Finally! Now I understand why the acceleration is zero in the x direction! And even, I should have put it together on my own, now I understand why that means the x direction velocity stays the same too!
I handed my physics notes from last year to a friend that's a year younger, forgetting that I'm probably going to need it lol. At least I know that I have some of the best resources (aka this youtube channel)
1. A ball is projected horizontally from the edge of the table that is 1.00 m high, and it strikes the floor at point 1.20 m from the base of the table. a. What is the initial speed of the ball? b. How high is the ball above the floor when its velocity vector makes a 45.0˚angle with the horizontal? please help in b
When the velocity vector makes a 45 degree with the horizontal, it means that the horizontal component and the vertical component of the velocity at that point is equal (tangent of 45 degrees is 1/1 =1).
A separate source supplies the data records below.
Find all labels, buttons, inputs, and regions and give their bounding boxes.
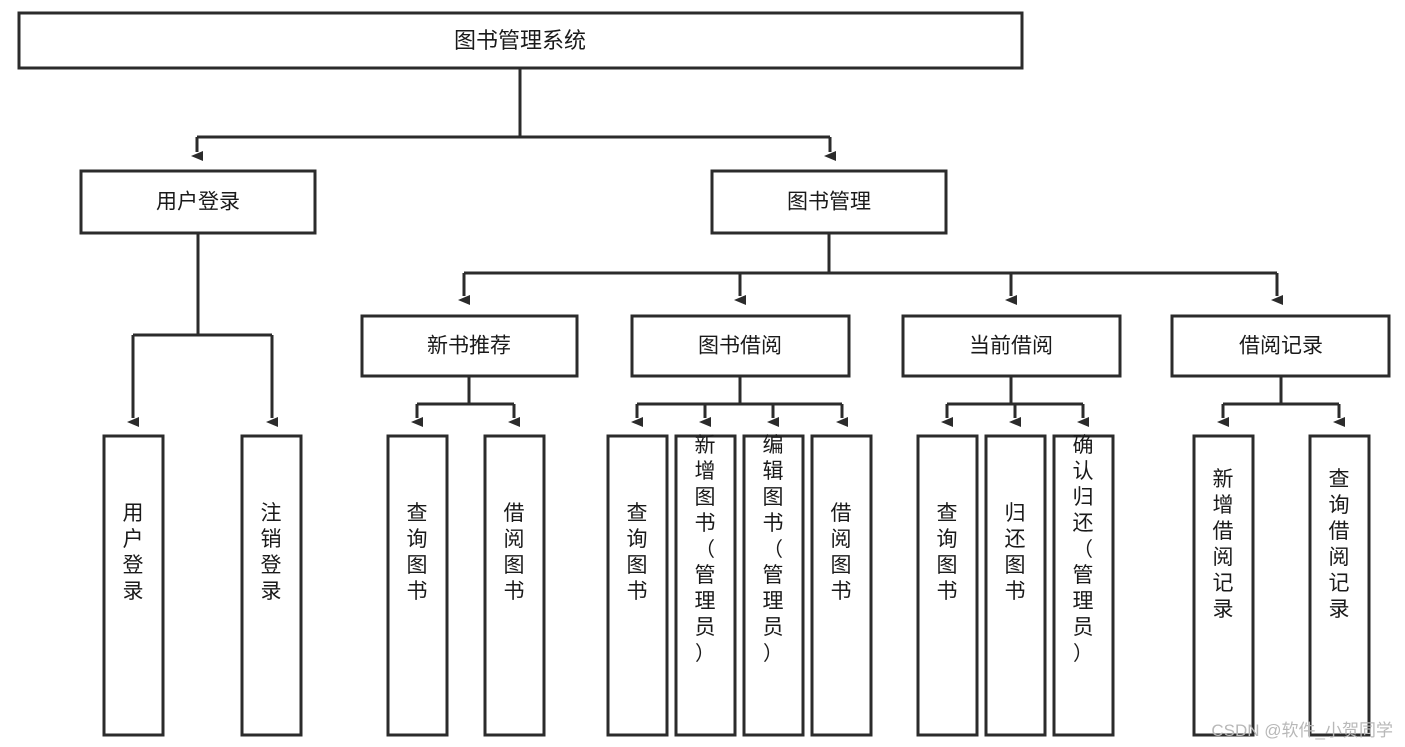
node-current-borrow[interactable]: 当前借阅	[901, 314, 1122, 378]
leaf-box	[1192, 434, 1255, 737]
user-login-label: 用户登录	[156, 191, 240, 214]
current-borrow-box	[901, 314, 1122, 378]
leaf-book-borrow-query[interactable]: 查询图书	[606, 434, 669, 737]
leaf-book-borrow-add[interactable]: 新增图书（管理员）	[674, 434, 737, 737]
node-user-login[interactable]: 用户登录	[79, 169, 317, 235]
csdn-watermark: CSDN @软件_小贺同学	[1211, 721, 1393, 740]
leaf-book-borrow-borrow-label: 借阅图书	[831, 502, 852, 603]
node-borrow-record[interactable]: 借阅记录	[1170, 314, 1391, 378]
edges-current-borrow-to-leaves	[941, 376, 1089, 427]
leaf-box	[1308, 434, 1371, 737]
root-box	[17, 11, 1024, 70]
leaf-current-borrow-return-label: 归还图书	[1005, 502, 1026, 603]
book-borrow-label: 图书借阅	[698, 335, 782, 358]
leaf-user-login-logout[interactable]: 注销登录	[240, 434, 303, 737]
node-root-book-management-system[interactable]: 图书管理系统	[17, 11, 1024, 70]
leaf-current-borrow-return[interactable]: 归还图书	[984, 434, 1047, 737]
current-borrow-label: 当前借阅	[969, 335, 1053, 358]
book-borrow-box	[630, 314, 851, 378]
leaf-user-login-login[interactable]: 用户登录	[102, 434, 165, 737]
leaf-borrow-record-query-label: 查询借阅记录	[1329, 468, 1350, 621]
node-new-book-recommend[interactable]: 新书推荐	[360, 314, 579, 378]
leaf-box	[916, 434, 979, 737]
leaf-book-borrow-borrow[interactable]: 借阅图书	[810, 434, 873, 737]
edges-book-management-to-level3	[458, 233, 1283, 305]
leaf-box	[240, 434, 303, 737]
leaf-new-book-query-label: 查询图书	[407, 502, 428, 603]
leaf-box	[102, 434, 165, 737]
leaf-box	[483, 434, 546, 737]
leaf-box	[606, 434, 669, 737]
borrow-record-box	[1170, 314, 1391, 378]
leaf-current-borrow-confirm[interactable]: 确认归还（管理员）	[1052, 434, 1115, 737]
leaf-book-borrow-edit-label: 编辑图书（管理员）	[763, 434, 784, 665]
borrow-record-label: 借阅记录	[1239, 335, 1323, 358]
edges-user-login-to-leaves	[127, 233, 278, 427]
leaf-borrow-record-add[interactable]: 新增借阅记录	[1192, 434, 1255, 737]
user-login-box	[79, 169, 317, 235]
root-label: 图书管理系统	[454, 28, 586, 53]
leaf-borrow-record-query[interactable]: 查询借阅记录	[1308, 434, 1371, 737]
leaf-new-book-borrow[interactable]: 借阅图书	[483, 434, 546, 737]
edges-book-borrow-to-leaves	[631, 376, 848, 427]
leaf-box	[984, 434, 1047, 737]
book-management-box	[710, 169, 948, 235]
new-book-recommend-label: 新书推荐	[427, 335, 511, 358]
book-management-label: 图书管理	[787, 191, 871, 214]
edges-new-book-to-leaves	[411, 376, 520, 427]
leaf-box	[742, 434, 805, 737]
leaf-box	[674, 434, 737, 737]
leaf-user-login-login-label: 用户登录	[123, 502, 144, 603]
new-book-recommend-box	[360, 314, 579, 378]
edges-root-to-level2	[191, 68, 836, 161]
leaf-borrow-record-add-label: 新增借阅记录	[1213, 468, 1234, 621]
leaf-current-borrow-query-label: 查询图书	[937, 502, 958, 603]
node-book-borrow[interactable]: 图书借阅	[630, 314, 851, 378]
leaf-new-book-query[interactable]: 查询图书	[386, 434, 449, 737]
leaf-box	[810, 434, 873, 737]
leaf-book-borrow-query-label: 查询图书	[627, 502, 648, 603]
leaf-book-borrow-add-label: 新增图书（管理员）	[695, 434, 716, 665]
edges-borrow-record-to-leaves	[1217, 376, 1345, 427]
leaf-user-login-logout-label: 注销登录	[261, 502, 282, 603]
leaf-box	[386, 434, 449, 737]
leaf-new-book-borrow-label: 借阅图书	[504, 502, 525, 603]
leaf-book-borrow-edit[interactable]: 编辑图书（管理员）	[742, 434, 805, 737]
node-book-management[interactable]: 图书管理	[710, 169, 948, 235]
leaf-current-borrow-query[interactable]: 查询图书	[916, 434, 979, 737]
leaf-current-borrow-confirm-label: 确认归还（管理员）	[1073, 434, 1094, 665]
leaf-box	[1052, 434, 1115, 737]
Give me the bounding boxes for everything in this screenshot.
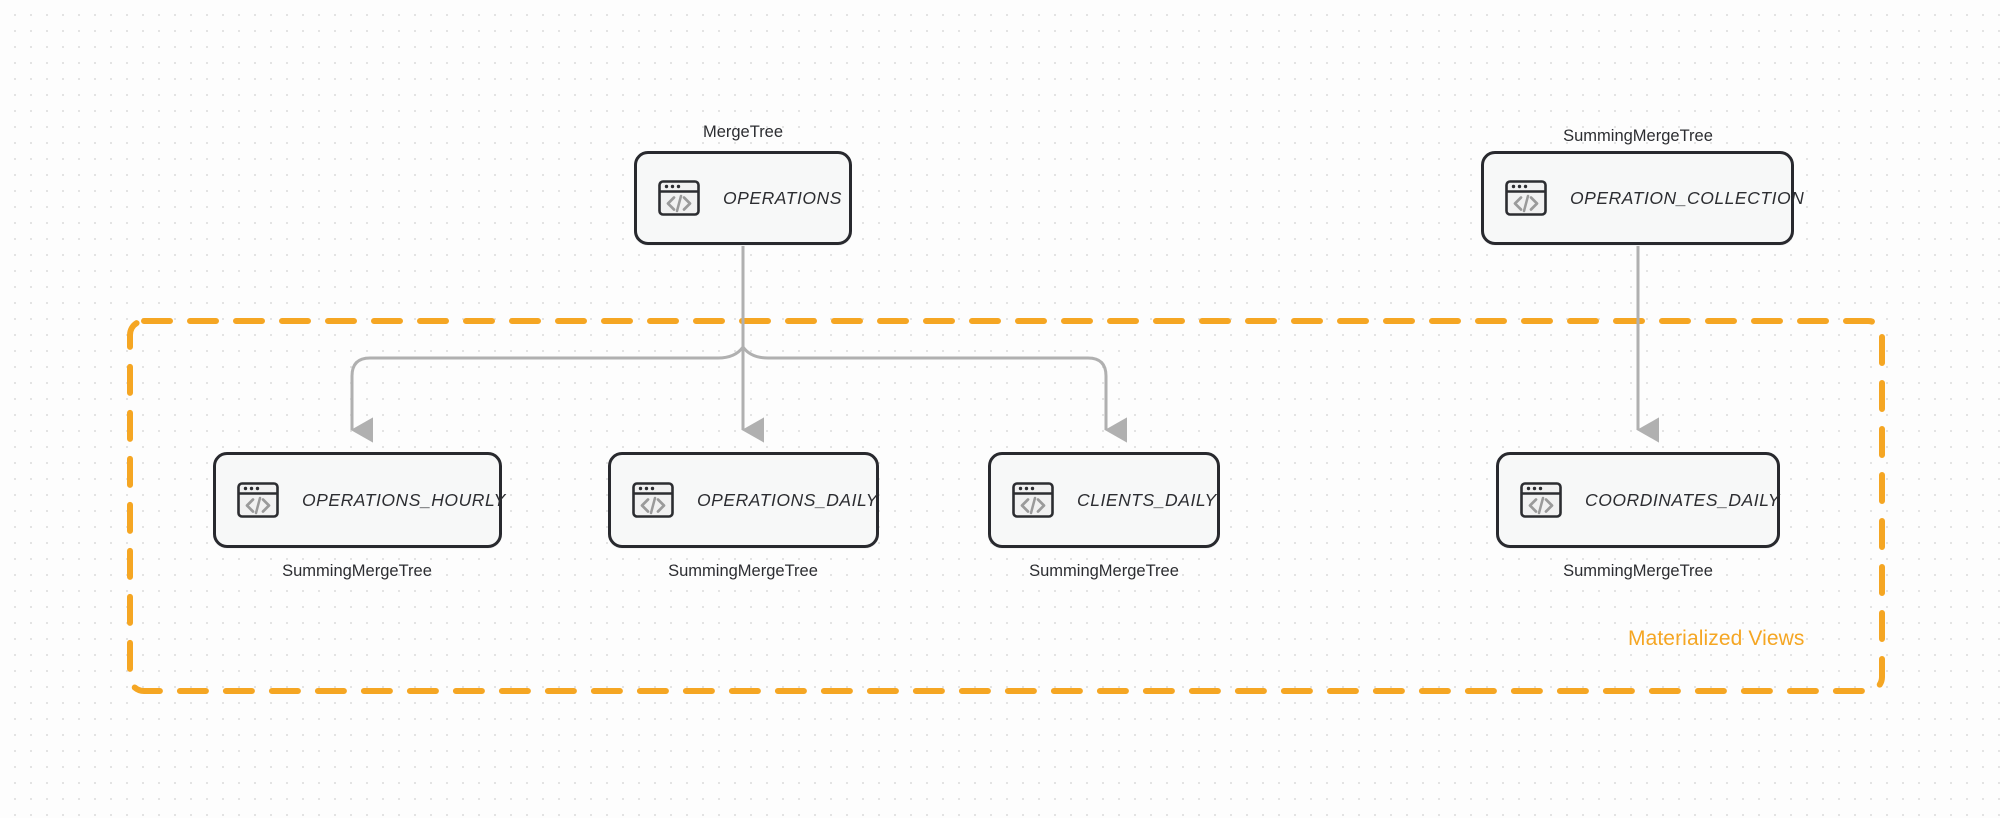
node-clients-daily[interactable]: CLIENTS_DAILY	[988, 452, 1220, 548]
code-window-icon	[237, 482, 279, 518]
engine-caption-coordinates-daily: SummingMergeTree	[1563, 562, 1713, 580]
edge-operations-to-clients-daily	[741, 346, 1127, 443]
node-label-operations-daily: OPERATIONS_DAILY	[697, 489, 878, 510]
node-label-clients-daily: CLIENTS_DAILY	[1077, 489, 1217, 510]
node-label-operations: OPERATIONS	[723, 187, 842, 208]
engine-caption-operations-hourly: SummingMergeTree	[282, 562, 432, 580]
node-operations-hourly[interactable]: OPERATIONS_HOURLY	[213, 452, 505, 548]
node-operations-daily[interactable]: OPERATIONS_DAILY	[608, 452, 879, 548]
code-window-icon	[632, 482, 674, 518]
code-window-icon	[1520, 482, 1562, 518]
node-coordinates-daily[interactable]: COORDINATES_DAILY	[1496, 452, 1780, 548]
engine-caption-operations-daily: SummingMergeTree	[668, 562, 818, 580]
engine-caption-operations: MergeTree	[702, 123, 784, 141]
node-operation-collection[interactable]: OPERATION_COLLECTION	[1481, 151, 1804, 245]
node-label-operations-hourly: OPERATIONS_HOURLY	[302, 489, 506, 510]
node-label-operation-collection: OPERATION_COLLECTION	[1570, 187, 1805, 208]
node-label-coordinates-daily: COORDINATES_DAILY	[1585, 489, 1781, 510]
code-window-icon	[658, 180, 700, 216]
code-window-icon	[1012, 482, 1054, 518]
materialized-views-group-border	[127, 318, 1885, 694]
code-window-icon	[1505, 180, 1547, 216]
edge-operations-to-operations-hourly	[350, 346, 745, 443]
engine-caption-clients-daily: SummingMergeTree	[1029, 562, 1179, 580]
engine-caption-operation-collection: SummingMergeTree	[1563, 127, 1713, 145]
materialized-views-caption: Materialized Views	[1628, 627, 1805, 650]
node-operations[interactable]: OPERATIONS	[634, 151, 852, 245]
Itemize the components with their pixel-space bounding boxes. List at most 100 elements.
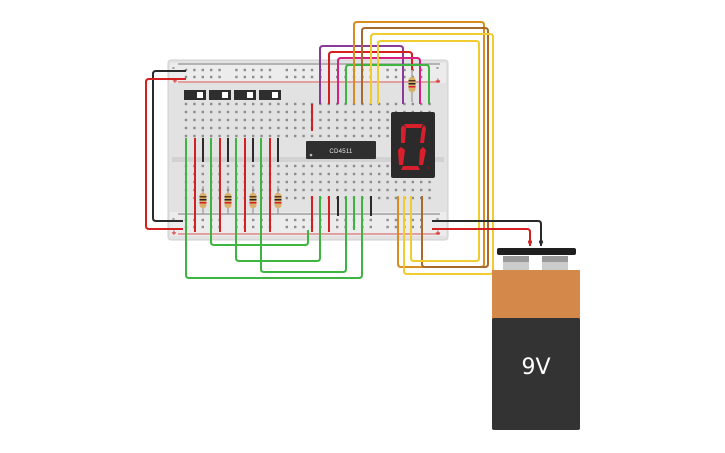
rail-hole	[386, 225, 389, 229]
rail-hole	[285, 68, 288, 72]
rail-hole	[193, 68, 196, 72]
rail-sign-plus-tr: +	[435, 77, 441, 85]
resistors[interactable]	[199, 70, 416, 214]
breadboard-hole	[394, 180, 398, 184]
wire-yellow-loop-2	[377, 40, 480, 262]
rail-hole	[394, 68, 398, 72]
breadboard-hole	[378, 118, 381, 122]
breadboard-hole	[277, 118, 280, 122]
breadboard-hole	[369, 118, 372, 122]
breadboard-hole	[285, 134, 288, 138]
breadboard-hole	[378, 102, 381, 106]
wire-black-battery	[432, 220, 542, 246]
breadboard-hole	[319, 118, 322, 122]
rail-hole	[218, 68, 221, 72]
breadboard-hole	[294, 196, 297, 200]
breadboard-hole	[344, 118, 347, 122]
rail-hole	[260, 68, 263, 72]
wire-orange-loop	[353, 21, 485, 268]
rail-hole	[336, 218, 339, 222]
rail-hole	[260, 75, 263, 79]
rail-hole	[294, 218, 297, 222]
center-channel	[172, 157, 444, 162]
breadboard-hole	[420, 188, 423, 192]
dip-switch-3[interactable]	[234, 90, 256, 100]
breadboard-hole	[294, 110, 297, 114]
breadboard-hole	[294, 126, 297, 130]
dip-switches[interactable]	[184, 90, 281, 100]
breadboard-hole	[277, 102, 280, 106]
resistor-1	[199, 186, 207, 214]
jumper-wires-short[interactable]	[185, 104, 372, 232]
breadboard-hole	[394, 188, 398, 192]
switch-4-lever	[272, 92, 278, 98]
breadboard-hole	[352, 118, 356, 122]
breadboard-hole	[336, 134, 339, 138]
rail-hole	[394, 218, 398, 222]
breadboard-hole	[277, 172, 280, 176]
breadboard-hole	[285, 164, 288, 168]
breadboard-hole	[268, 102, 272, 106]
chip-label: CD4511	[329, 149, 353, 155]
breadboard-hole	[411, 188, 414, 192]
breadboard-hole	[235, 102, 238, 106]
breadboard-hole	[294, 172, 297, 176]
wire-green-loop-4	[185, 213, 363, 279]
breadboard-hole	[369, 172, 372, 176]
breadboard-hole	[226, 134, 230, 138]
segment-e	[398, 147, 405, 165]
breadboard-hole	[277, 180, 280, 184]
breadboard-hole	[352, 164, 356, 168]
wire-green-loop-2	[235, 213, 321, 262]
breadboard-hole	[226, 172, 230, 176]
dip-switch-1[interactable]	[184, 90, 206, 100]
rail-hole	[193, 75, 196, 79]
breadboard-hole	[336, 188, 339, 192]
breadboard-hole	[252, 118, 255, 122]
cd4511-chip[interactable]: CD4511	[306, 141, 376, 159]
breadboard-hole	[310, 134, 314, 138]
breadboard-hole	[369, 126, 372, 130]
dip-switch-4[interactable]	[259, 90, 281, 100]
breadboard-hole	[327, 180, 330, 184]
breadboard-hole	[352, 172, 356, 176]
breadboard-hole	[327, 172, 330, 176]
rail-hole	[420, 68, 423, 72]
breadboard-hole	[268, 134, 272, 138]
breadboard-hole	[327, 126, 330, 130]
breadboard-hole	[201, 126, 204, 130]
breadboard-hole	[285, 110, 288, 114]
breadboard-hole	[319, 180, 322, 184]
breadboard-hole	[386, 110, 389, 114]
breadboard-hole	[310, 188, 314, 192]
breadboard-hole	[210, 110, 213, 114]
breadboard-hole	[378, 172, 381, 176]
breadboard-hole	[243, 118, 246, 122]
breadboard-hole	[428, 188, 431, 192]
breadboard-hole	[336, 180, 339, 184]
battery-9v[interactable]: 9V	[492, 240, 580, 430]
seven-segment-display[interactable]	[391, 112, 435, 178]
dip-switch-2[interactable]	[209, 90, 231, 100]
wire-black-left-loop	[152, 70, 186, 222]
breadboard-hole	[344, 126, 347, 130]
rail-hole	[235, 75, 238, 79]
breadboard-hole	[352, 134, 356, 138]
jumper-wires-long[interactable]	[145, 21, 542, 279]
rail-hole	[294, 75, 297, 79]
breadboard-hole	[344, 110, 347, 114]
breadboard-hole	[277, 126, 280, 130]
breadboard-hole	[294, 102, 297, 106]
rail-hole	[252, 68, 255, 72]
rail-hole	[394, 225, 398, 229]
breadboard-hole	[235, 126, 238, 130]
rail-hole	[243, 68, 246, 72]
rail-sign-plus-bl: +	[171, 229, 177, 237]
breadboard-hole	[218, 110, 221, 114]
breadboard-hole	[369, 188, 372, 192]
breadboard-hole	[386, 126, 389, 130]
rail-hole	[302, 225, 305, 229]
breadboard-hole	[361, 172, 364, 176]
rail-hole	[294, 68, 297, 72]
breadboard-hole	[302, 164, 305, 168]
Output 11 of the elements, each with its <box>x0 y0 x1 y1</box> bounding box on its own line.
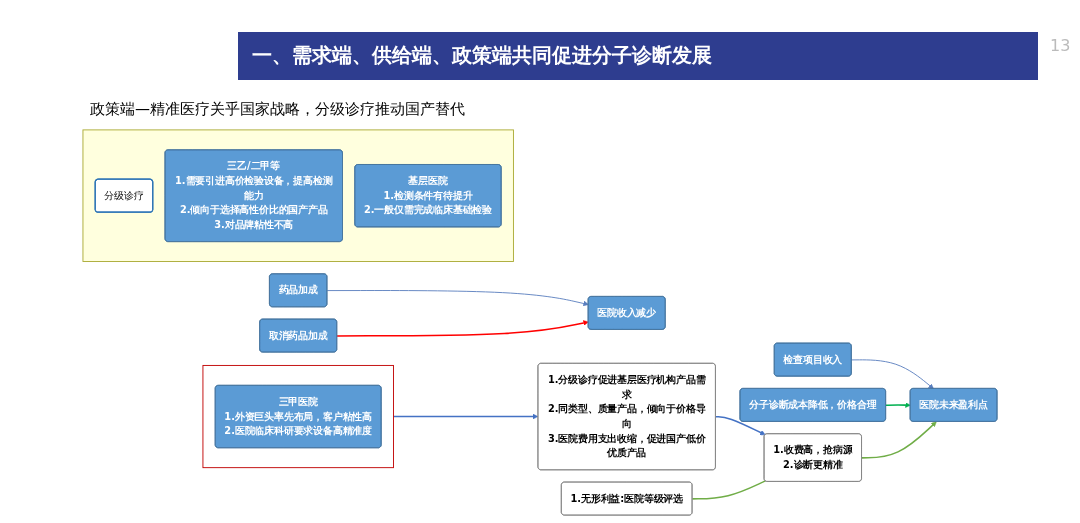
arrow <box>861 421 937 459</box>
arrow <box>715 416 766 436</box>
arrow <box>885 402 911 408</box>
connector <box>691 480 767 500</box>
page-number: 13 <box>1050 36 1071 55</box>
subtitle: 政策端—精准医疗关乎国家战略，分级诊疗推动国产替代 <box>90 100 465 119</box>
title: 一、需求端、供给端、政策端共同促进分子诊断发展 <box>252 42 712 69</box>
arrow <box>336 320 589 337</box>
arrow <box>392 413 539 420</box>
cluster <box>82 129 514 262</box>
cluster <box>202 364 394 469</box>
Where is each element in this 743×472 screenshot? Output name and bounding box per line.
The velocity from part a is 2.67 m/s. This is always the horizontal component. At 45 degrees, this is also the vertical component. Use the kinematic equation using this value of the y-velocity, you get a height of 0.3637 meters from the top of the table. Since the table is 1 meter high, 1 minus 0.3637 equals 0.636 meters above the floor.
how would I find the angle at which the projectile (in the question I'm stuck with its a cannon ball hitting a ship) collides with the ground/object and the resultant velocity of the cannon ball hitting the ship?
You need to find vx and vy just when the projectile will hit the ground. vx=vox and vy=voy-gt. use the time when it hits the ground. Once you know both components of velocity you can use trigonometry to find the angle. tan(theta)=vy/vx and solve for the angle theta=atan(vy/vx). Hope this helps!